The Ralph method cost roughly 5% of the manual alternative and produced more consistent output because every school was processed by the same prompt with the same rules.
The infrastructure cost was negligible — the orchestrator ran on my local machine. The Playwright instances for JS-heavy sites were the heaviest part, but 20 headless Chrome tabs on a MacBook Pro is manageable.
The Results
Over ~32 days (January–February 2026):
- 1,639 out of 1,640 schools validated (~99.9%)
- ~80% had new pricing items added
- ~40% had address corrections via Google Maps cross-referencing
- 100% got fresh descriptions rewritten
All of this running on Claude Code Haiku for cost efficiency.
Phase 3: Keeping It Fresh
Schools change their prices. Websites get updated. You can’t just extract once and call it done.
The Ralph method handles ongoing updates too. changedetection.io with headless Chrome monitors every school’s pricing page daily. When a change is detected, Ralph agents compare the current website data against what’s already in the database, extract any differences, and create a draft update for human review.
Same autonomous workflow, same validation rigor — just running continuously instead of as a one-time batch. The agents already know the school’s existing data, so they can intelligently diff what changed rather than re-extracting everything from scratch.
The bigger picture
A year ago, this data didn’t exist in any structured, comparable form. Driving school pricing in Czech Republic was locked in PDFs, buried in website footers, and fundamentally opaque.
Now it’s all in one place: searchable, filterable, comparable. And it stays current automatically.
The Ralph method proved something I kept suspecting: AI agents aren’t limited to generating code. They can do real work at a scale that would be economically impossible for a solo founder otherwise. Twenty agents running in parallel, each making intelligent decisions about messy real-world data, coordinated by an orchestrator and validated by a human.

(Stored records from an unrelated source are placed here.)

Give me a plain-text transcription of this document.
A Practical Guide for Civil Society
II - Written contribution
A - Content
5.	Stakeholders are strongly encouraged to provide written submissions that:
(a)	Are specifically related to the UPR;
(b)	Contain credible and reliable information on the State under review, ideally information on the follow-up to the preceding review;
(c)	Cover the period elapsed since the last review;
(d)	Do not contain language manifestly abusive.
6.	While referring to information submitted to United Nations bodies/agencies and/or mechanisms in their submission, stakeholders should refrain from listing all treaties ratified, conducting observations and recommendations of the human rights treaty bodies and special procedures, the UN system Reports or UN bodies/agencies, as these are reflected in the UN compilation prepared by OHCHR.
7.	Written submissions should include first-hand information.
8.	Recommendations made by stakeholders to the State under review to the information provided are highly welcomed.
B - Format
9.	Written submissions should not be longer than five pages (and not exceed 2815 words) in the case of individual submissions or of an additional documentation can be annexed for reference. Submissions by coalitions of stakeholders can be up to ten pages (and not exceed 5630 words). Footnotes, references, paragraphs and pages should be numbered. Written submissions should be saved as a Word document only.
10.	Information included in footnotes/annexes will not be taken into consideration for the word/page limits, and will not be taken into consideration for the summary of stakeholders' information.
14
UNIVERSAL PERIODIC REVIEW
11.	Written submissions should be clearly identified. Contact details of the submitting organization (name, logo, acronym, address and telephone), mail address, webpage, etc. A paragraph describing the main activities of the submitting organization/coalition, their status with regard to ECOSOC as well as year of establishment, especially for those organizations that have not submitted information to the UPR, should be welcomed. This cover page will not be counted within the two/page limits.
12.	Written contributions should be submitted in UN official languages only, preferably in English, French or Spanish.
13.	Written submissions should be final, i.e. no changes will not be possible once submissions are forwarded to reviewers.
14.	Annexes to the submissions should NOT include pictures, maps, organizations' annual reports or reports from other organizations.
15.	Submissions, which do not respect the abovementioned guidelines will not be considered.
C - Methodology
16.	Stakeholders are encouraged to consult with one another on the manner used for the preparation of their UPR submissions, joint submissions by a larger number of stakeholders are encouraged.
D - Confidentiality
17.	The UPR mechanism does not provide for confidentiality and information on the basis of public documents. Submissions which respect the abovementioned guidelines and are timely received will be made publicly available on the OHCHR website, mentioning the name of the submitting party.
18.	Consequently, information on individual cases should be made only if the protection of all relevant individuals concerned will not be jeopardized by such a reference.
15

That’s a long way from vibe coding.
Could this approach work for other data extraction problems? I think so. Any domain where information is scattered across hundreds of inconsistent websites — tradespeople, restaurants, local services, healthcare providers — the same architecture applies. An orchestrator, parallel agents, a detailed prompt with domain-specific semantic mappings, schema validation, and human review.
The whole pipeline is part of Kvalty.cz — and it’s still running, keeping 1,700+ school profiles up to date.